We’ve been together longer than any couple we know, save his parents and his older sister. I’ve been hoping for him to want marriage for about 5 years now, and have been wprking at minimizing my own desire for it (obviously I”m not doing too great on that front, or I would not have searched out this web site).
After having one couple get engaged at the 10 month mark, after two more shorter t-erm couples getting engaged and even married at less than a year together, after a couple who’d had family reasons to put off their wedding and had a 3-year engagement set a date for March 2011, and after several Facebook friends and a co-worker all got engaged, I was in a bad place. We had arguments, he tried to console me with anything BUT a proposal, and told me that he thought he’d be caught up with finances and school in about 2 more years, and he could see us being married by then. It was the closest he’s EVER given to a timeline, and I was happy to hear any spark of hope. I know he’s behind for his age, and I know he’s finally cathcing up, but the road has been long, and without a ring on my hand, no one recognizes it or acknowledges it.
THEN, still this fall, his 4-years younger brother came by our house to show us the $4K ring with enhancer he’d just bought his GF of 10 years and told us his plan to propose a week later on their anniversary. I held it together and admired the ring, and then after he left to go hide his purchase in their apartment, I went to cry, cry cry in the shower, and made myself so sick I missed work the next day. It led to an argument about how I shouldn’t compare us to others, and that he saw it as me just being selfish and wanting a ring, I should be happy for his brother, etc. I told him, finally, I was sick of my last name, sick of being part of my dad’s family who disowned me and I can’t escape it because my name is unsualy and obvioulsy belongs to THOSE people, so I get asked at least once a month if I’m so-and-so’s daughts, isn’t he a great guy in places where I can’t asnwer – no, he’s an abusive, manipulative psycho who hates all his children. That I’m tired of having to lie when people ask me why I’m not married to protect him. That I want OUR relationship to be repsected instead of loked down upon, that he’s proven my a$$hole family right by not marrying me so far. It was ugly. I was not proud of myself. I also feel should have said more, sometimes. He told me that even if he could afford it, he couldn’t propose right now, anyway, with everyone else doing it. Whatever.
I found this site and was releived to see I’m not so evil woman for my feelings of admitted jealousy about the fact that every, single couple we know, save for one who have just barely started dating and are quite young (most of us are right at or above 30, this couple is mid-20s), is now married, or will be in 10 weeks according to the last update by the June bride. I felt terrible when the June bride, while talking to me about her frustrations and stress from work, wedding and school all at the same time, in addition to her FIs work schedule – she was really stressing – in that conversation it came out how many engagements and weddings had occured in such a short time, mostly from me just trying to assure her that so-and-so’s wedding went well, yours will too. She heard about the younger brtoher, looked at me and just said, “That’s everyone around you – isn’t this hard on you?” I anted to break down so badly and say “YES! I’m so happy for all of you, but I want that, too! Why am I not worthy of it?” …but I was trying to comfort HER, so mooning over my feelings wouldn’t help, so I said it could be hard, but I was okay. She is the only person to, on her own, (well, other than my SO) realize without me saying anything about it that this hurts me. I guess I’ve lied so well over the eyars about not caring so my SO won’t look like a jerk that they believe it.

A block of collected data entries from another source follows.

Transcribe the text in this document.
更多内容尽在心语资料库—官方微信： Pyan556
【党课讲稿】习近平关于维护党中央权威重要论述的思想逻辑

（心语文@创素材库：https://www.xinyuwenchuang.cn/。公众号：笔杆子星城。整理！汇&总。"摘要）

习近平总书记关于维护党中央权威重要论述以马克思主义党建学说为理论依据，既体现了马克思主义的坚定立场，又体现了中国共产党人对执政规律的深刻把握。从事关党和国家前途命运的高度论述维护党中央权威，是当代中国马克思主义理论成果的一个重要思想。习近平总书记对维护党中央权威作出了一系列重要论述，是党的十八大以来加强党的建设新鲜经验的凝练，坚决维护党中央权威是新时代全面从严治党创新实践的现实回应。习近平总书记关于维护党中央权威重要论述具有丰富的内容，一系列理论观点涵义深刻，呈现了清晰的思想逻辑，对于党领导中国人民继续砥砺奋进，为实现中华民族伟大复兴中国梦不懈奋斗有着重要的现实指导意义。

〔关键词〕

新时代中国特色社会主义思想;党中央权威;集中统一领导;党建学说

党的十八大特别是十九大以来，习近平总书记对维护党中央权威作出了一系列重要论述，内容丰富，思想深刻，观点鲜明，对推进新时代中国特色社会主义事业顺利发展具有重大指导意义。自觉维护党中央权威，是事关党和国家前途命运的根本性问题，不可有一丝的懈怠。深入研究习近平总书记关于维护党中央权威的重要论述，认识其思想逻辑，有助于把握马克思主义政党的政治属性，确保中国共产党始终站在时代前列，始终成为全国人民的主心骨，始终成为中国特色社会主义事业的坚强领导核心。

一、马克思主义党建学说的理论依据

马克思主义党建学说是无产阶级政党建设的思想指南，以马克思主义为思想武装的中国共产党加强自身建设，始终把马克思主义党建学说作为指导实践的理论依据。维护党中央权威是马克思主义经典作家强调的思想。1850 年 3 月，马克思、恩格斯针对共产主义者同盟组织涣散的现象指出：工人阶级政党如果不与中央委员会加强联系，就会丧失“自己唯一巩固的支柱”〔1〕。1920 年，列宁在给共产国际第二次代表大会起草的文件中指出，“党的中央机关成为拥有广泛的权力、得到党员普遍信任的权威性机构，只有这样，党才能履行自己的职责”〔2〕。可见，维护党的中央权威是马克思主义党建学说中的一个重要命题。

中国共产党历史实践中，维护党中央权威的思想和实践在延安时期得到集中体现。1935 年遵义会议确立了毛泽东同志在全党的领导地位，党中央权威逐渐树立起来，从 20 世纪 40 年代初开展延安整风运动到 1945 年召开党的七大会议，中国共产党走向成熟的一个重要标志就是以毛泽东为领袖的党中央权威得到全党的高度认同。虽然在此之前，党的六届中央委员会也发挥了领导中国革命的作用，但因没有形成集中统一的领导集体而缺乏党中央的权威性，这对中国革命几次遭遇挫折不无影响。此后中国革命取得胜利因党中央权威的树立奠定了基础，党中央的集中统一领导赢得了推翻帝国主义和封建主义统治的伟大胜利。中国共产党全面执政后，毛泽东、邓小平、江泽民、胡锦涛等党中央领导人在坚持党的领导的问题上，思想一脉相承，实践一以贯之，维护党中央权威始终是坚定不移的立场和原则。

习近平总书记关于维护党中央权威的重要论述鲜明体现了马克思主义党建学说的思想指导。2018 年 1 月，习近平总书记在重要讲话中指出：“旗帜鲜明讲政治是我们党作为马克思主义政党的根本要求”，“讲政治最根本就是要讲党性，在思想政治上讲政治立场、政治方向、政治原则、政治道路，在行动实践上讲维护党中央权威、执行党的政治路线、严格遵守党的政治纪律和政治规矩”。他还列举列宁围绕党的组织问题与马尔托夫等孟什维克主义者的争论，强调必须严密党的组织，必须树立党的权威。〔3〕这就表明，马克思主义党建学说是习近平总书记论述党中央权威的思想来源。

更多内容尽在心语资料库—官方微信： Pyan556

I really don’t know where we are right now. He’s been more open about wedding talk when we’re with friends, but I really can’t seem to bring it up about us – part of me is just hoping that by holding it together I’m not pushing him further away when he’s actually starting to be receprtive about it. I need to find a way to talk about it, some Bees a few weeks ago gave me some helpful ideas, but I am waiting for the last scheduled wedding (unless my 1/2 brother goes ahead and plans his for this year, too) for 2011 to pass, the one in June. Then, after such a big wedding, I hope I can just say, “How about we just go elope?” I don’t really need that much ceremony – just he and I exchanging vows – after such a long ‘courtship’ a big wedding would be ridicoulous, out of our means, and I have no family to invite, so it’d just be his and some friends. I need to ask June bride to toss me the boquet – since she’s one of the last in her family to get married, and pretty much all of our friends are married, maybe I’ll be the only one standing there.